Both wild-type and mutant tau proteins can misfold into prions and self-propagate in the central nervous system of animals and people. To extend the work of others, we investigated the molecular basis of tau prion–mediated neurodegeneration in transgenic (Tg) rats expressing mutant human tau (P301S); this line of Tg rats is denoted Tg12099. We used the rat Prnp promoter to drive the overexpression of mutant tau (P301S) in the human 0N4R isoform. In Tg12099(+/+) rats homozygous for the transgene, ubiquitous expression of mutant human tau resulted in the progressive accumulation of phosphorylated tau inclusions, including silver-positive tangles in the frontal cortices and limbic system. Signs of central nervous system dysfunction were found in terminal Tg12099(+/+) rats exhibiting severe neurodegeneration and profound atrophy of the amygdala and piriform cortex. The greatest increases in tau prion activity were found in the corticolimbic structures. In contrast to the homozygous Tg12099(+/+) rats, we found lower levels of mutant tau in the hemizygous rats, resulting in few neuropathologic changes up to 2 years of age. Notably, these hemizygous rats could be infected by intracerebral inoculation with recombinant tau fibrils or precipitated tau prions from the brain homogenates of sick, aged homozygous Tg12099(+/+) rats. Our studies argue that the regional propagation of tau prions and neurodegeneration in the Tg12099 rats resembles that found in human primary tauopathies. These findings seem likely to advance our understanding of human tauopathies and may lead to effective therapeutics for Alzheimer’s disease and other tau prion disorders.

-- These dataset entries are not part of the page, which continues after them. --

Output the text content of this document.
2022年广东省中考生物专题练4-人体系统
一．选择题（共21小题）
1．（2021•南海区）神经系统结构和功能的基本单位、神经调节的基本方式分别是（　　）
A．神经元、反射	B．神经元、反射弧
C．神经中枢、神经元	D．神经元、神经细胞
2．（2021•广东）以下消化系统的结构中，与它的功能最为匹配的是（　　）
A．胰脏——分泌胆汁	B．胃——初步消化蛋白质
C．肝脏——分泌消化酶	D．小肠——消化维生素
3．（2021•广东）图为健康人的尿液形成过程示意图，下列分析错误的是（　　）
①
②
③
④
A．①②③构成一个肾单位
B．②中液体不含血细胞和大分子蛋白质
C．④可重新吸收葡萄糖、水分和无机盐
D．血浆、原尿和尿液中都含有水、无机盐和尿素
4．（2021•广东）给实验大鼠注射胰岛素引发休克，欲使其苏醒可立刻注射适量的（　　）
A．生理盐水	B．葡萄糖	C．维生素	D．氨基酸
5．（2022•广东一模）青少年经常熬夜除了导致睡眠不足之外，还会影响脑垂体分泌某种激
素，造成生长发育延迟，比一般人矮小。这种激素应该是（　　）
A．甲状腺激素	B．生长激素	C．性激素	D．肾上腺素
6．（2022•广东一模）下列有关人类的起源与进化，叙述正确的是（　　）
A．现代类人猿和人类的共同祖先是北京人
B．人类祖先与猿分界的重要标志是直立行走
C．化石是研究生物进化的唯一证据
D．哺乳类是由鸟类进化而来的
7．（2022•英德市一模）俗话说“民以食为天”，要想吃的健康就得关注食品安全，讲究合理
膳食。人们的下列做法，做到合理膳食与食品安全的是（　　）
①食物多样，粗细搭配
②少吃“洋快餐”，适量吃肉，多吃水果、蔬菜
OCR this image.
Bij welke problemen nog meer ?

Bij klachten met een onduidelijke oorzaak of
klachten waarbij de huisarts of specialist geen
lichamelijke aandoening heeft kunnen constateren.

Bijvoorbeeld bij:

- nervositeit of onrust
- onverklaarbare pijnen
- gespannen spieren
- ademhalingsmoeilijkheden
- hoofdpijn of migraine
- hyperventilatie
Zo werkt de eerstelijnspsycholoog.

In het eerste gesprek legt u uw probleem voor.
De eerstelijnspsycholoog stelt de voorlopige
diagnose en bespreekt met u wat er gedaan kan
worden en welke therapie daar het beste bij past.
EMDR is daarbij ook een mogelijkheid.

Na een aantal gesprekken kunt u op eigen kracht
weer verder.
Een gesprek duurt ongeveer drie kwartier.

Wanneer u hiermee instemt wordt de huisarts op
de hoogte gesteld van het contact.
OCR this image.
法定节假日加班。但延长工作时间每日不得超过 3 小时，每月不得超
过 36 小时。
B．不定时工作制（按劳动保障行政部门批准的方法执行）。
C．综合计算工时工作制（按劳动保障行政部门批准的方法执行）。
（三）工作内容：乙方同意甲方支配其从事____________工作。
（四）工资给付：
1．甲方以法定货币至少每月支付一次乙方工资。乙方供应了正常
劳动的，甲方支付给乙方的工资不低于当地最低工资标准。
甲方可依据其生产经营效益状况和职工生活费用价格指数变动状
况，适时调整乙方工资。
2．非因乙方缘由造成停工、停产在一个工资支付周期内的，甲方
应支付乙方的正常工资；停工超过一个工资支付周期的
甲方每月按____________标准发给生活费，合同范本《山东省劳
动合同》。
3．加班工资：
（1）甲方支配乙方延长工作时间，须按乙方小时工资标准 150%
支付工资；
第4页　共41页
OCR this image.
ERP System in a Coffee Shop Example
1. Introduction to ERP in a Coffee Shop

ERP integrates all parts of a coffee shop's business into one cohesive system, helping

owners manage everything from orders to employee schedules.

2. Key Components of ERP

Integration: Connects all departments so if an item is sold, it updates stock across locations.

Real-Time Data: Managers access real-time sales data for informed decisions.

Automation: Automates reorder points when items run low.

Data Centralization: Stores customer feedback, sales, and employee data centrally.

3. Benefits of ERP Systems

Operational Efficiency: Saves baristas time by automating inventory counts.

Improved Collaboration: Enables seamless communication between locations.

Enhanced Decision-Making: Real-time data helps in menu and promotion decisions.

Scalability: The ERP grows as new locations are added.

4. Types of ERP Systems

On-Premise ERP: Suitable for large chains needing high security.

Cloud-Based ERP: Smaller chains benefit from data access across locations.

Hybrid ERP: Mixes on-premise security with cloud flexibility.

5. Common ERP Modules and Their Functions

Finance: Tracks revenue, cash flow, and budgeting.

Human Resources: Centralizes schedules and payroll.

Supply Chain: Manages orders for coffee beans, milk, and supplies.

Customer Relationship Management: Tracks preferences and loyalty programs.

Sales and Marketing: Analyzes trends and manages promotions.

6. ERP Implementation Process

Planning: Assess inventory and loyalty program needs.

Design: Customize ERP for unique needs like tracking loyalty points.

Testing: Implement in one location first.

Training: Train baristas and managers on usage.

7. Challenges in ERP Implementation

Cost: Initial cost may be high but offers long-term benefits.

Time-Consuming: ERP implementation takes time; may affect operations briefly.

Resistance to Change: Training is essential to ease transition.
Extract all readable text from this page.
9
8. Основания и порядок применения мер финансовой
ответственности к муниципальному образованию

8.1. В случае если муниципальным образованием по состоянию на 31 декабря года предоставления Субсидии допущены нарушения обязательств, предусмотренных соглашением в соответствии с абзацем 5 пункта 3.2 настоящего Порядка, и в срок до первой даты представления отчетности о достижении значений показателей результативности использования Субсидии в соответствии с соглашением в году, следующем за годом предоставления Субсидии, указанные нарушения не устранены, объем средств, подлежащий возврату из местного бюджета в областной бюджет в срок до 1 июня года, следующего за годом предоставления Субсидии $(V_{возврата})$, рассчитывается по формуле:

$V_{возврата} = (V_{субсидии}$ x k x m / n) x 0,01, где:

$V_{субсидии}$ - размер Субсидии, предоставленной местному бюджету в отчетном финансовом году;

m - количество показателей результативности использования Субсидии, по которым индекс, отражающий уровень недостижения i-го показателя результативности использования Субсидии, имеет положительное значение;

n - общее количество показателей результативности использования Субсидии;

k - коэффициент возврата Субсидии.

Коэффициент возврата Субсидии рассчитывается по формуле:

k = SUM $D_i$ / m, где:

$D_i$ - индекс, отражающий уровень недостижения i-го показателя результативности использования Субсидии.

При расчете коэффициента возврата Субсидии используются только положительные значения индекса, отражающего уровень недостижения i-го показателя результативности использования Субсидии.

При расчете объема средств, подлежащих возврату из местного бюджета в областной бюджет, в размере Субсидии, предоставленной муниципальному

野生型和突变型 tau 蛋白都可能错误折叠成朊病毒，并在动物和人的中枢神经系统中自我繁殖。为了扩展其他人的工作，我们研究了表达突变人类 tau (P301S) 的转基因 (Tg) 大鼠中 tau 朊病毒介导的神经变性的分子基础；该Tg大鼠品系被标记为Tg12099。我们使用大鼠Prnp启动子来驱动人类 0N4R 同种型中突变 tau (P301S) 的过度表达。在转基因纯合子 Tg12099(+/+) 大鼠中，突变型人类 tau 蛋白的普遍表达导致磷酸化 tau 蛋白包涵体逐渐积累，包括额叶皮质和边缘系统中的银阳性缠结。在终末Tg12099(+/+)大鼠中发现中枢神经系统功能障碍的迹象，表现出严重的神经变性以及杏仁核和梨状皮层的严重萎缩。 tau 朊病毒活性的最大增加出现在皮质边缘结构中。与纯合子 Tg12099(+/+) 大鼠相比，我们发现半合子大鼠中突变 tau 的水平较低，导致 2 岁以下的神经病理学变化很少。值得注意的是，这些半合子大鼠可以通过脑内接种重组 tau 原纤维或从患病、老年纯合子 Tg12099(+/+) 大鼠的脑匀浆中沉淀的 tau 朊病毒来感染。我们的研究认为，Tg12099 大鼠中 tau 朊病毒的区域传播和神经变性与人类原发性 tau 蛋白病中发现的情况相似。这些发现似乎可能会增进我们对人类 tau 蛋白病的理解，并可能为阿尔茨海默病和其他 tau 蛋白疾病提供有效的治疗方法。